Yup. We now have clarification on the intent of the spec (only the
caller CPU can resume the system), and this needs to be tightened.

> 
> > > +
> > > +	if (denied) {
> > > +		smccc_set_retval(vcpu, PSCI_RET_DENIED, 0, 0, 0);
> > > +		return 1;
> > > +	}
> > > +
> > > +	__kvm_reset_vcpu(vcpu, &reset_state);
> > > +	kvm_vcpu_wfi(vcpu);
> > 
> > I have mixed feelings about this. The vcpu has reset before being in
> > WFI, while it really should be the other way around and userspace
> > could rely on observing the transition.
> > 
> > What breaks if you change this?
> 
> I don't think that userspace would be able to observe the transition
> even if we WFI before the reset.

I disagree. At any point can userspace issue a signal which would
trigger a return from WFI and an exit to userspace, and I don't think
this should result in a reset being observed.

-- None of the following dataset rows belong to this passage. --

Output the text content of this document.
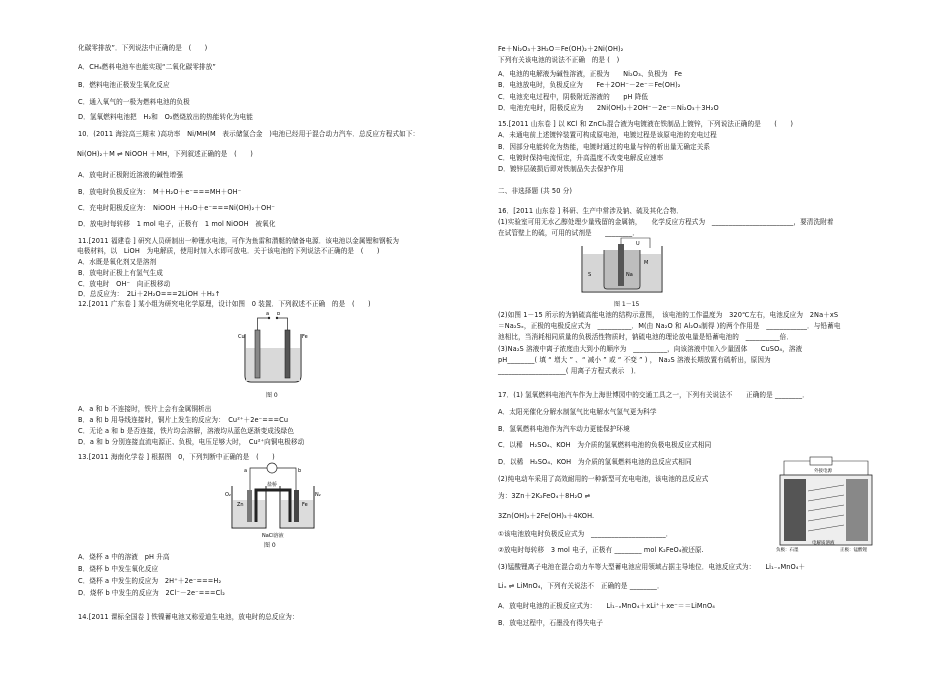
化碳零排放”．下列说法中正确的是　(　　)
A．CH₄燃料电池车也能实现“二氧化碳零排放”
B．燃料电池正极发生氧化反应
C．通入氧气的一极为燃料电池的负极
D．氢氧燃料电池把　H₂和　O₂燃烧放出的热能转化为电能
10．(2011 海淀高三期末 )高功率　Ni/MH(M　表示储氢合金　)电池已经用于混合动力汽车．总反应方程式如下：
Ni(OH)₂＋M ⇌ NiOOH ＋MH，下列叙述正确的是　(　　)
A．放电时正极附近溶液的碱性增强
B．放电时负极反应为：　M＋H₂O＋e⁻===MH＋OH⁻
C．充电时阳极反应为：　NiOOH ＋H₂O＋e⁻===Ni(OH)₂＋OH⁻
D．放电时每转移　1 mol 电子，正极有　1 mol NiOOH　被氧化
11.[2011 福建卷 ] 研究人员研制出一种锂水电池，可作为鱼雷和潜艇的储备电源．该电池以金属锂和钢板为
电极材料，以　LiOH　为电解质，使用时加入水即可放电．关于该电池的下列说法不正确的是　(　　)
A．水既是氧化剂又是溶剂
B．放电时正极上有氢气生成
C．放电时　OH⁻　向正极移动
D．总反应为：　2Li＋2H₂O===2LiOH ＋H₂↑
12.[2011 广东卷 ] 某小组为研究电化学原理，设计如图　0 装置．下列叙述不正确　的是　(　　)
A．a 和 b 不连接时，铁片上会有金属铜析出
B．a 和 b 用导线连接时，铜片上发生的反应为：　Cu²⁺＋2e⁻===Cu
C．无论 a 和 b 是否连接，铁片均会溶解，溶液均从蓝色逐渐变成浅绿色
D．a 和 b 分别连接直流电源正、负极，电压足够大时，　Cu²⁺向铜电极移动
13.[2011 海南化学卷 ] 根据图　0，下列判断中正确的是　(　　)
A．烧杯 a 中的溶液　pH 升高
B．烧杯 b 中发生氧化反应
C．烧杯 a 中发生的反应为　2H⁺＋2e⁻===H₂
D．烧杯 b 中发生的反应为　2Cl⁻－2e⁻===Cl₂
14.[2011 课标全国卷 ] 铁镍蓄电池又称爱迪生电池，放电时的总反应为：
a b
Cu	Fe
图 0
a	b
O₂	N₂
Zn	Fe
盐桥
NaCl溶液
图 0
Fe＋Ni₂O₃＋3H₂O＝Fe(OH)₂＋2Ni(OH)₂
下列有关该电池的说法不正确　的是 (　)
A．电池的电解液为碱性溶液，正极为　　Ni₂O₃、负极为　Fe
B．电池放电时，负极反应为　　Fe＋2OH⁻－2e⁻＝Fe(OH)₂
C．电池充电过程中，阴极附近溶液的　　pH 降低
D．电池充电时，阳极反应为　　2Ni(OH)₂＋2OH⁻－2e⁻＝Ni₂O₃＋3H₂O
15.[2011 山东卷 ] 以 KCl 和 ZnCl₂混合液为电镀液在铁制品上镀锌，下列说法正确的是　　(　　)
A．未通电前上述镀锌装置可构成原电池，电镀过程是该原电池的充电过程
B．因部分电能转化为热能，电镀时通过的电量与锌的析出量无确定关系
C．电镀时保持电流恒定，升高温度不改变电解反应速率
D．镀锌层破损后即对铁制品失去保护作用
二、非选择题 (共 50 分)
16．[2011 山东卷 ] 科研、生产中常涉及钠、硫及其化合物．
(1)实验室可用无水乙醇处理少量残留的金属钠，　　化学反应方程式为　________________________，要清洗附着
在试管壁上的硫，可用的试剂是　　________．
(2)如图 1－15 所示的为钠硫高能电池的结构示意图，　该电池的工作温度为　320℃左右，电池反应为　2Na＋xS
＝Na₂Sₓ，正极的电极反应式为　__________．M(由 Na₂O 和 Al₂O₃制得 )的两个作用是　____________．与铅蓄电
池相比，当消耗相同质量的负极活性物质时，钠硫电池的理论放电量是铅蓄电池的　__________倍．
(3)Na₂S 溶液中离子浓度由大到小的顺序为　__________，向该溶液中加入少量固体　　CuSO₄，溶液
pH________( 填 “ 增大 ” 、“ 减小 ” 或 “ 不变 ” ) ， Na₂S 溶液长期放置有硫析出，原因为
____________________( 用离子方程式表示　)．
17．(1) 氢氧燃料电池汽车作为上海世博园中的交通工具之一，下列有关说法不　　正确的是 ________．
A．太阳光催化分解水制氢气比电解水气氢气更为科学
B．氢氧燃料电池作为汽车动力更能保护环境
C．以稀　H₂SO₄、KOH　为介质的氢氧燃料电池的负极电极反应式相同
D．以稀　H₂SO₄、KOH　为介质的氢氧燃料电池的总反应式相同
(2)纯电动车采用了高效耐用的一种新型可充电电池，该电池的总反应式
为：3Zn＋2K₂FeO₄＋8H₂O ⇌
3Zn(OH)₂＋2Fe(OH)₃＋4KOH.
①该电池放电时负极反应式为　______________________．
②放电时每转移　3 mol 电子，正极有 ________ mol K₂FeO₄被还原.
(3)锰酸锂离子电池在混合动力车等大型蓄电池应用领域占据主导地位．电池反应式为：　　Li₁₋ₓMnO₄＋
Liₓ ⇌ LiMnO₄，下列有关说法不　正确的是 ________．
A．放电时电池的正极反应式为：　　Li₁₋ₓMnO₄＋xLi⁺＋xe⁻＝＝LiMnO₄
B．放电过程中，石墨没有得失电子
U
M
S	Na
图 1－15
外接电源
负极：石墨
电解质溶液
正极：锰酸锂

This also means that SYSTEM_SUSPEND must be robust wrt signal
delivery, which it doesn't seem to be.

> I imagine that would take the form
> of setting KVM_REQ_VCPU_RESET, which we explicitly handle before
> letting userspace access the vCPU's state as of commit
> 6826c6849b46 ("KVM: arm64: Handle PSCI resets before userspace
> touches vCPU state").

In that case, the vcpu is ready to run, and is not blocked by
anything, so this is quite different.

>
> Given this, I felt it was probably best to avoid all the indirection and
> just do the vCPU reset in the handling of SYSTEM_SUSPEND. It does,
> however, imply that we have slightly different behavior when userspace
> exits are enabled, as that will happen pre-reset and pre-WFI.

And that's exactly the sort of behaviour I'd like to avoid if at all
possible. But maybe we don't need to support the standalone version
that doesn't involve userspace?

	M.

-- 
Without deviation from the norm, progress is not possible.